An onlooker, even a foreigner not understanding the language, could not fail to have been touched by the mere sight of this strange gathering in the heart of London,—the unpretentious building, the antique look of the clergyman in his gown and Elizabethan ruff, the ranks of men—numbering nearly four hundred—with their grave, weather-beaten faces, the greater number of them sailors, but with a sprinkling of business men living in the neighborhood, and the young Norseman who had just entered, with his pride broken down by memories of an old home, his love of Norway leading him to the realization that he was also a citizen of another country, and his stern face softened to that expression which is always so full of pathos—the expression of intent listening.
In the Norwegian church the subject of the sermon is arranged throughout the year. On this second Sunday after Trinity it was on the Gospel for the day, the parable of the Master of the House who made a great supper, and of the guests who “all with one consent began to make excuse.” There was nothing new in what Frithiof heard; he had heard it all in the old times, and, entirely satisfied with the happiness of self-pleasing, had been among the rich who had been sent empty away. Now he came poor and in need, and found that after all it is the hungry who are “filled with good things.”
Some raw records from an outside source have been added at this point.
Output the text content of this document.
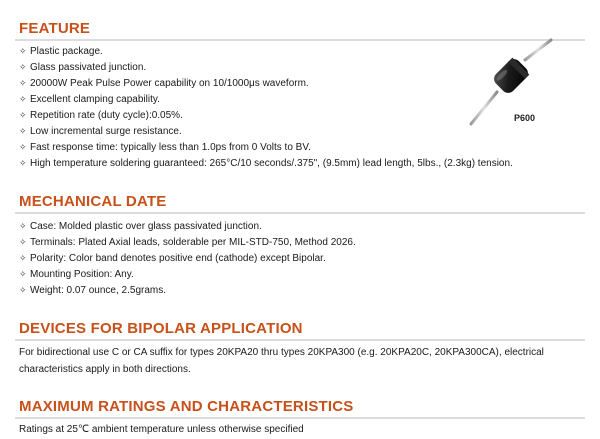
FEATURE
✧ Plastic package.
✧ Glass passivated junction.
✧ 20000W Peak Pulse Power capability on 10/1000μs waveform.
✧ Excellent clamping capability.
✧ Repetition rate (duty cycle):0.05%.
✧ Low incremental surge resistance.
✧ Fast response time: typically less than 1.0ps from 0 Volts to BV.
✧ High temperature soldering guaranteed: 265°C/10 seconds/.375", (9.5mm) lead length, 5lbs., (2.3kg) tension.
P600
MECHANICAL DATE
✧ Case: Molded plastic over glass passivated junction.
✧ Terminals: Plated Axial leads, solderable per MIL-STD-750, Method 2026.
✧ Polarity: Color band denotes positive end (cathode) except Bipolar.
✧ Mounting Position: Any.
✧ Weight: 0.07 ounce, 2.5grams.
DEVICES FOR BIPOLAR APPLICATION
For bidirectional use C or CA suffix for types 20KPA20 thru types 20KPA300 (e.g. 20KPA20C, 20KPA300CA), electrical characteristics apply in both directions.
MAXIMUM RATINGS AND CHARACTERISTICS
Ratings at 25℃ ambient temperature unless otherwise specified
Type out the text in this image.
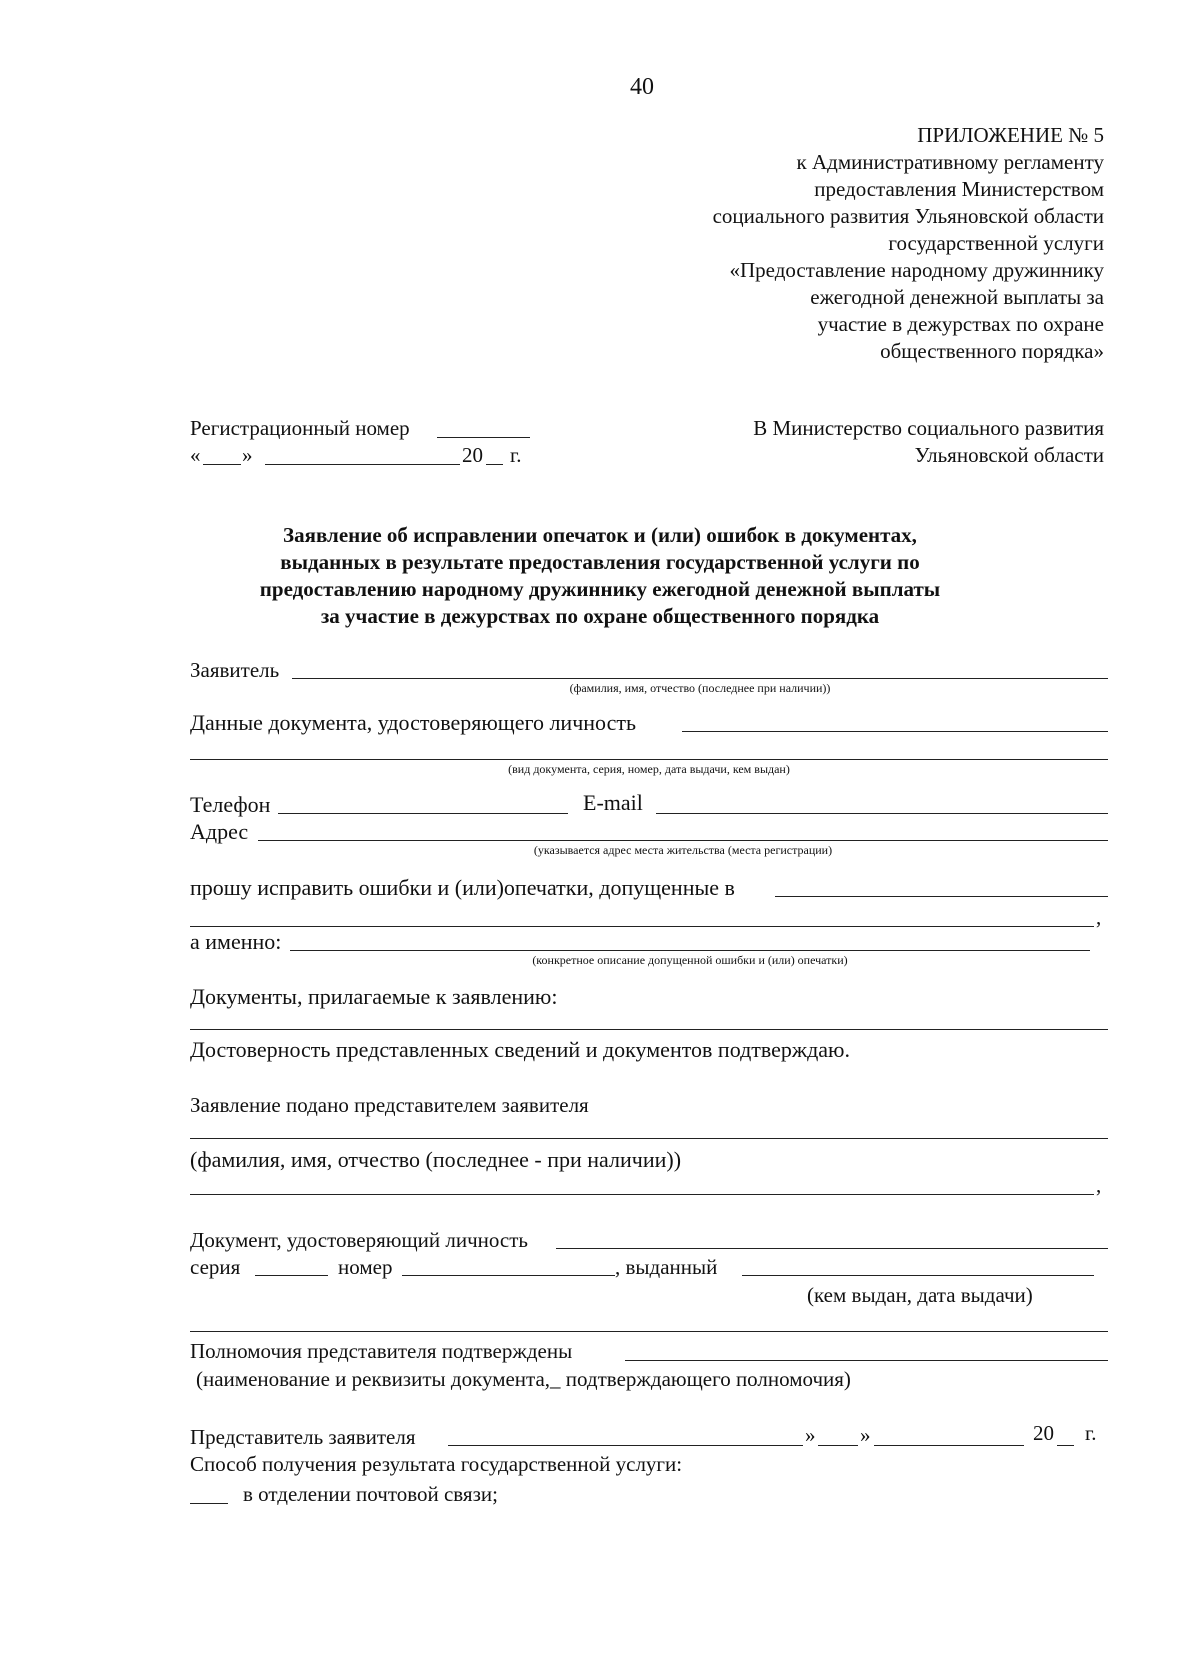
40
ПРИЛОЖЕНИЕ № 5
к Административному регламенту
предоставления Министерством
социального развития Ульяновской области
государственной услуги
«Предоставление народному дружиннику
ежегодной денежной выплаты за
участие в дежурствах по охране
общественного порядка»
Регистрационный номер
« »	20 г.
В Министерство социального развития
Ульяновской области
Заявление об исправлении опечаток и (или) ошибок в документах,
выданных в результате предоставления государственной услуги по
предоставлению народному дружиннику ежегодной денежной выплаты
за участие в дежурствах по охране общественного порядка
Заявитель
(фамилия, имя, отчество (последнее при наличии))
Данные документа, удостоверяющего личность
(вид документа, серия, номер, дата выдачи, кем выдан)
Телефон	E-mail
Адрес
(указывается адрес места жительства (места регистрации)
прошу исправить ошибки и (или)опечатки, допущенные в
,
а именно:
(конкретное описание допущенной ошибки и (или) опечатки)
Документы, прилагаемые к заявлению:
Достоверность представленных сведений и документов подтверждаю.
Заявление подано представителем заявителя
(фамилия, имя, отчество (последнее - при наличии))
,
Документ, удостоверяющий личность
серия	номер	, выданный
(кем выдан, дата выдачи)
Полномочия представителя подтверждены
(наименование и реквизиты документа,_ подтверждающего полномочия)
Представитель заявителя	» »	20 г.
Способ получения результата государственной услуги:
в отделении почтовой связи;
Very gradually, and helped by many flashes of light which had from time to time come to him in his darkest hours, he had during the last two years groped his way from the vague and somewhat flippant belief in a good providence, which he had once announced to Blanche as his creed, and had learnt to believe in the All-Father. His meeting with Donati had exercised, and still continued to exercise, an extraordinary influence over him; but it was not until this Sunday morning, in his own national church, not until in his own language he once more heard the entreaty, “Come, for all things are now ready!” that he fully realized how he had neglected the life of Sonship.
With an Infinite Love belonging to him by right, he had allowed himself to be miserable, isolated, and bitter. To many distinct commands he had turned a deaf ear. To One who needed him and asked his love he had replied in the jargon of the nineteenth century, but in the spirit of the old Bible story, that practical matters needed him and that he could not come.
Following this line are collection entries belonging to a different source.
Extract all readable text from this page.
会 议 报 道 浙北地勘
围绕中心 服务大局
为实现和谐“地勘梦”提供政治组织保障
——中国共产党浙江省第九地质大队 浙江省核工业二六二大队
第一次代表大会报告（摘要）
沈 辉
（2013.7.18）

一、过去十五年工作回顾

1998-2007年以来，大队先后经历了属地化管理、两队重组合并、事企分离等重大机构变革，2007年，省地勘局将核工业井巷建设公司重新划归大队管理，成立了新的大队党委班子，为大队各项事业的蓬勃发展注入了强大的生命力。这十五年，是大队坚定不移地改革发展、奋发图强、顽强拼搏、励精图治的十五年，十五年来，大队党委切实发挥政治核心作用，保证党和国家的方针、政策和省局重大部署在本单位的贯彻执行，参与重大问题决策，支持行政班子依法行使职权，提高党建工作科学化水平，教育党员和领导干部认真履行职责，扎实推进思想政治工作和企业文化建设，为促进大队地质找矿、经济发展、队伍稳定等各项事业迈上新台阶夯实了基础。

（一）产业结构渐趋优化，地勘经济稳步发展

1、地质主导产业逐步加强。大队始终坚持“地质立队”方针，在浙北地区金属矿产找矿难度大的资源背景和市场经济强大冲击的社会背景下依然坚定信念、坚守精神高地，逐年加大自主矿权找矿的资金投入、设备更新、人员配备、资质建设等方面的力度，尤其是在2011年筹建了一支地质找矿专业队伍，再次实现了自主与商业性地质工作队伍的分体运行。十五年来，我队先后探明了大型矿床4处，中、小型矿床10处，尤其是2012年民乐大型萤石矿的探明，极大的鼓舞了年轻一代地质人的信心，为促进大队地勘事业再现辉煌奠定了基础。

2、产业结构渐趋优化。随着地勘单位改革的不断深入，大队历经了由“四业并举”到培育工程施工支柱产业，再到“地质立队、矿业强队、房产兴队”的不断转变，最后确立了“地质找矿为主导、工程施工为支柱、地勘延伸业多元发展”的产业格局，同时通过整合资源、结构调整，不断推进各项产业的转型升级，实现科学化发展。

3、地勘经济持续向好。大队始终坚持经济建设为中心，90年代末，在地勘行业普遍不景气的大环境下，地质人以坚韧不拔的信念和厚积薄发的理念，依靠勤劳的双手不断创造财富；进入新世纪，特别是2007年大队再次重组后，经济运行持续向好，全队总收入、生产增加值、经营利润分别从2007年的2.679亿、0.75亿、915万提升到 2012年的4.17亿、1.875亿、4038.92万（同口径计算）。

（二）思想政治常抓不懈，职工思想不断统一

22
When the preacher went on to speak of the Lord’s Supper, and the distinct command that all should come to it, Frithiof began to perceive for the first time that he had regarded this service merely as the incomprehensible communication of a great gift—whereas this was in truth only one side of it, and he, also, had to give himself up to One who actually needed him. It was characteristic of his honest nature that when he at last perceived this truth he no longer made excuse but promptly obeyed, not waiting for full understanding, not troubling at all about controversial points, but simply doing what he recognized as his duty.
And when in a rapid survey of the past there came recollections of Blanche and the wrong she had done him, he was almost startled to find how quietly he could think of her, how possible it had become to blot out all the resentful memories, all the reproachful thoughts that for so long had haunted him. For the first time he entirely forgave her, and in the very act of forgiving he seemed to regain something of the brightness which she had driven from his life, and to gain something better and truer than had as yet been his.
All the selfish element had died out of his love for her; there remained only the sadness of thinking of her disgrace, and a longing that, even yet, the good might prevail in her life. Was there no recovery from such a fall? Was no allowance to be made for her youth and her great temptations? If she really repented ought not her husband once more to receive her; and give her the protection which he alone could give?
Kneeling there in the quiet he faced that great problem, and with eyes cleared by love, with his pride altogether laid low, and knowing what it was both to forgive and to be forgiven, he saw beyond the conventional view taken by the world. There was no escaping the great law of forgiveness laid down by Christ, “If he repent, forgive him.” “Forgive even as also ye are forgiven.” And if marriage was taken as a symbol of the union between Christ and the Church, how was it possible to exclude the idea of forgiveness for faithlessness truly repented of? Had he been in Lord Romiaux’s place he knew that he must have forgiven her, that if necessary he must have set the whole world at defiance, in order once more to shelter her from the deadly peril to which, alone, she must always be exposed.
And so it happened that love turned to good even the early passion that had apparently made such havoc of his life, and used it now to raise him out of the thought of his own trouble and undeserved disgrace, used it to lift him out of the selfishness and hardness that for so long had been cramping an otherwise fine nature.